Develop a departmental stabilization protocol for a damaged vehicle resting on four wheels that insists that the crews accomplish tire deflation any time that involved extrication work is anticipated. Then, in training, practice tire deflation by valve-core removal, pulling or cutting the valve stem itself, or puncturing the sidewall of the tire with a pick-headed axe or the pike of a halligan-type bar.

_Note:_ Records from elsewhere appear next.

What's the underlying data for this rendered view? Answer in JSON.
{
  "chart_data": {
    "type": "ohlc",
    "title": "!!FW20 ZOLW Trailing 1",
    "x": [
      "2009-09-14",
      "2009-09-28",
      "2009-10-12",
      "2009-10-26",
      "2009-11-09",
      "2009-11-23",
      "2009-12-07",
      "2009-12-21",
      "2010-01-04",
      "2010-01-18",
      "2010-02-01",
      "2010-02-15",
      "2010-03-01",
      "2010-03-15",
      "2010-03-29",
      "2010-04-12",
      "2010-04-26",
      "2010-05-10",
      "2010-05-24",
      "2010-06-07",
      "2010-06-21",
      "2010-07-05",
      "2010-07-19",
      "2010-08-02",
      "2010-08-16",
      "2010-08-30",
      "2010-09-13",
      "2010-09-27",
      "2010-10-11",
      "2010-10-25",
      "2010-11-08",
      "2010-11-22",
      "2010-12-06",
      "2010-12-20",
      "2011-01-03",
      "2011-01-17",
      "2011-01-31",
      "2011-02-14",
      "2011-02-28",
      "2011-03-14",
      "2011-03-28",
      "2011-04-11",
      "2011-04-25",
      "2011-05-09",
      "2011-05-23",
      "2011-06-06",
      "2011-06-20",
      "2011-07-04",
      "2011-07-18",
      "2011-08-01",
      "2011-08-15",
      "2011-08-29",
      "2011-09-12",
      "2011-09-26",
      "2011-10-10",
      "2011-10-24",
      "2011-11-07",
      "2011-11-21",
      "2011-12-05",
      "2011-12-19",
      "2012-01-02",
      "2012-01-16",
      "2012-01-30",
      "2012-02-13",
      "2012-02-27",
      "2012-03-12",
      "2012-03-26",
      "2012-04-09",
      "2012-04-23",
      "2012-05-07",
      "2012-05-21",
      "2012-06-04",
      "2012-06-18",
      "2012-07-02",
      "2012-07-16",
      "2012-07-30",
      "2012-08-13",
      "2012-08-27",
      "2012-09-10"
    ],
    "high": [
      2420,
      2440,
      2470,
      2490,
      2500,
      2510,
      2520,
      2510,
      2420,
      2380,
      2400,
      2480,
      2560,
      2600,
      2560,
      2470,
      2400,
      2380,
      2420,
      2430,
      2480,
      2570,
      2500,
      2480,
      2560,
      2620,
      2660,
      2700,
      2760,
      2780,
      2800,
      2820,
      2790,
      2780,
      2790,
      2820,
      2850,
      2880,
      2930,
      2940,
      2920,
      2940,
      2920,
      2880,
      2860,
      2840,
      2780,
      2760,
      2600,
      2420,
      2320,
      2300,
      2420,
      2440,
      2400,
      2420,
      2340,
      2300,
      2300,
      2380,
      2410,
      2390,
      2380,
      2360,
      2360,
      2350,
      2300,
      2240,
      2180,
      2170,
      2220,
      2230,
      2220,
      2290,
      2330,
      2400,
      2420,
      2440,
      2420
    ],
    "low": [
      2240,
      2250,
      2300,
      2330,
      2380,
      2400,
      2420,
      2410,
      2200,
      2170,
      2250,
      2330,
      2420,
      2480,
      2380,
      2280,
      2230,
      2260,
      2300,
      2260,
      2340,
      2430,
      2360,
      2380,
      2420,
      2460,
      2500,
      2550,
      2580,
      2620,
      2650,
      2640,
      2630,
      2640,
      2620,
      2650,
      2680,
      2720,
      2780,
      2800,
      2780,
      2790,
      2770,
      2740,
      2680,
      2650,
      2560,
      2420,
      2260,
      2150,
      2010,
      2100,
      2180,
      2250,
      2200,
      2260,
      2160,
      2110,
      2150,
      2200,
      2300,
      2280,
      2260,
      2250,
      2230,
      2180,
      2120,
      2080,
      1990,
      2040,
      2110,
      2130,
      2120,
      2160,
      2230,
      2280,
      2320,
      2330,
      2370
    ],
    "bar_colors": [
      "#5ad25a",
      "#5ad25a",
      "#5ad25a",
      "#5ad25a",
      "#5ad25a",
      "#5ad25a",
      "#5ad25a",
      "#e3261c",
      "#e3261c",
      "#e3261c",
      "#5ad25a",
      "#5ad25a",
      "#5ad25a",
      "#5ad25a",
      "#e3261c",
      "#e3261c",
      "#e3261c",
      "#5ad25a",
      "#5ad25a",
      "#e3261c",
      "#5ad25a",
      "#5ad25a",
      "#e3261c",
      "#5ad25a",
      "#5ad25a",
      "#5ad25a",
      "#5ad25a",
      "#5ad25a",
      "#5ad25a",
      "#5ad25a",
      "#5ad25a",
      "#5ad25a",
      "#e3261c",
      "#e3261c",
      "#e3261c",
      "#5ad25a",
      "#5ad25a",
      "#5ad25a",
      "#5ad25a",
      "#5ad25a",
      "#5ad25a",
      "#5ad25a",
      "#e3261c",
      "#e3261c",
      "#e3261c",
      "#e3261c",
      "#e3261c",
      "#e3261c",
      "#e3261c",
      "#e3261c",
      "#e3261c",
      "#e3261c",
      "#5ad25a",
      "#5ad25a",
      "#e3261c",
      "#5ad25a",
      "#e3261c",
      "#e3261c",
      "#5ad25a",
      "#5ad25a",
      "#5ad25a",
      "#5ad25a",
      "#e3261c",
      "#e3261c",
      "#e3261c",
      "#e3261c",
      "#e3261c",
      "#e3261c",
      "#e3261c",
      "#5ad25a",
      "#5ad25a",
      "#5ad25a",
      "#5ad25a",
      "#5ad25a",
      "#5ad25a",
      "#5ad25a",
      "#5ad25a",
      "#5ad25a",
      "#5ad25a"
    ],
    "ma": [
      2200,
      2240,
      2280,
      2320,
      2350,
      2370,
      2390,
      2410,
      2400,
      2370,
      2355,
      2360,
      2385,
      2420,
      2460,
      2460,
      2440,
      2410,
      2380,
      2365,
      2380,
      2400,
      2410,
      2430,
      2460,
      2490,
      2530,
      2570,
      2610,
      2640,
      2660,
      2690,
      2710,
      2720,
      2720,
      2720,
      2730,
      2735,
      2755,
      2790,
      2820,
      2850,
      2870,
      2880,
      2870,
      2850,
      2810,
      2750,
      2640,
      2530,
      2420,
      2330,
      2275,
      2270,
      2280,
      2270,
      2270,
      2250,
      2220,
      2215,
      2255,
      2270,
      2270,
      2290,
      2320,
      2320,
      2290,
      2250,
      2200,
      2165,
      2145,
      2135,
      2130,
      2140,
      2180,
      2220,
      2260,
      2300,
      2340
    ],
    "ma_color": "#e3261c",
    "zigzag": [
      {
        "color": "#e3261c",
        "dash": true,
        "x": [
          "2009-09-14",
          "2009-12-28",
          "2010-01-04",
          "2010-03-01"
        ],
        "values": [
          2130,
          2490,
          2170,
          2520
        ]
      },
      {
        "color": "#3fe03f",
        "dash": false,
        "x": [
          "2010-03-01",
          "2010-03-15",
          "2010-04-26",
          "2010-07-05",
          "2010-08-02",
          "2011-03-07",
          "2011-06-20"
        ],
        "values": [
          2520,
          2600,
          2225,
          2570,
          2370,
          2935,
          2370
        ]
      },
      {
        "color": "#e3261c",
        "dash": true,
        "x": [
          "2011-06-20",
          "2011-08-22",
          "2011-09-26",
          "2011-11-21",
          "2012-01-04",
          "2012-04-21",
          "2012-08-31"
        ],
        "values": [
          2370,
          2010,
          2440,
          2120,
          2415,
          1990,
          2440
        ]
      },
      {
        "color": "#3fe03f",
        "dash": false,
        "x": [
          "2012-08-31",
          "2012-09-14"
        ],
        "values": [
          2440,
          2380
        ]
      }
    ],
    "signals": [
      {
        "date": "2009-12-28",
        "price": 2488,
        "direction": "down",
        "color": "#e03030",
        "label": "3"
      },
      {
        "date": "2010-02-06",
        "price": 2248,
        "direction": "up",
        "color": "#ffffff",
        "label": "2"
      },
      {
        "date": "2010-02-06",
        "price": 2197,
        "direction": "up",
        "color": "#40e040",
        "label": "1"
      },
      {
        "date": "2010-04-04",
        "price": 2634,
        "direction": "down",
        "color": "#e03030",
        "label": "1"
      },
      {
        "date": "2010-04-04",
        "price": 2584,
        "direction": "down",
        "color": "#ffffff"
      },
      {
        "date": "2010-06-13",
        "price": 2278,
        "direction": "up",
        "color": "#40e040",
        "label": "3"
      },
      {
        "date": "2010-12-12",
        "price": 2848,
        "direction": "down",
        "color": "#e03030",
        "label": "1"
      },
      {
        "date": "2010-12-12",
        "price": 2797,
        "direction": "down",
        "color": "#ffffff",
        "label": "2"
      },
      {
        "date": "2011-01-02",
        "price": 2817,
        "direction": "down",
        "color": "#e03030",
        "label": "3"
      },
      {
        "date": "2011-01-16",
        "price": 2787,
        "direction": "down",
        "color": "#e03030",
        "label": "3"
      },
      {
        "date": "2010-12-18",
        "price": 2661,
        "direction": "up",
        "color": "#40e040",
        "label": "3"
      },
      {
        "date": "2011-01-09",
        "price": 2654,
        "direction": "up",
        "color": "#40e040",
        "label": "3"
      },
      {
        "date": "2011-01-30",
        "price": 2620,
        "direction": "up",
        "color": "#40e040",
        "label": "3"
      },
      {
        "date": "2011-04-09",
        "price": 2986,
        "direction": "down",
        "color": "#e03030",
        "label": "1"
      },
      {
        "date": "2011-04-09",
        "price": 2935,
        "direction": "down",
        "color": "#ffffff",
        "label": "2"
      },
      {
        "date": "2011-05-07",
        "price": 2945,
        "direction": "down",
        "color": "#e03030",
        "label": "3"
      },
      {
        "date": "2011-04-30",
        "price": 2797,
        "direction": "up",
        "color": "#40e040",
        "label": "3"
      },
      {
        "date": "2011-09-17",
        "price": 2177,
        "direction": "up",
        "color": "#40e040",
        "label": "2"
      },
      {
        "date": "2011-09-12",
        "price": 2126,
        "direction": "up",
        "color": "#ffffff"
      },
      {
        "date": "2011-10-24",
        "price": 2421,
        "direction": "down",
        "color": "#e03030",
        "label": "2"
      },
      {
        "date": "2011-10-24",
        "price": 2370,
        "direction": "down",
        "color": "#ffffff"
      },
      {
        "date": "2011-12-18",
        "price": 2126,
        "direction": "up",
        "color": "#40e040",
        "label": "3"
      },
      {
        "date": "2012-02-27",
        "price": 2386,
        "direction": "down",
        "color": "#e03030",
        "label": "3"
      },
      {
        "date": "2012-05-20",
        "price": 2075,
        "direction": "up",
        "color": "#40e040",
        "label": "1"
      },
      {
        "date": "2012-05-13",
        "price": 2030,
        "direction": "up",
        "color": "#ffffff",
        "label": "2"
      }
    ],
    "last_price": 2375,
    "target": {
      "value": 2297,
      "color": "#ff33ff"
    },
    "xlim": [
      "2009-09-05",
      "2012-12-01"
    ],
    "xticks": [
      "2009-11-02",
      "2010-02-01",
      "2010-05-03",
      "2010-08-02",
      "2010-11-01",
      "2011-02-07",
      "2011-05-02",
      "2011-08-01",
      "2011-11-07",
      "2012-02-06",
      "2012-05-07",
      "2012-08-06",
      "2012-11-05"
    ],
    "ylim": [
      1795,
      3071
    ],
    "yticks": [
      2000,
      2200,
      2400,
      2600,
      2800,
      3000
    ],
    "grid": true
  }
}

A damaged vehicle sitting on its tires on a level surface is not stable until it is chocked and blocked and the tires are deflated. At the beginning of every extrication task that is performed on the vehicle from that point forward, the crew should re-check stabilization as part of their assignment.
Vehicle Stabilization
One publication of the National Fire Protection Association that references vehicle stabilization is NFPA 1670, Standard on Operations and Training for Technical Rescue Incidents. Chapter 6 of this document categorizes vehicle rescue and machinery competencies into one of three levels: Awareness, Operations and Technician. Paragraph 6-3.3b specifically addresses making the rescue area safe by use of stabilization tools and techniques such as cribbing, chocks and wedges. Stabilization of a vehicle on four wheels resting on a level surface is an NFPA Operations-level competency.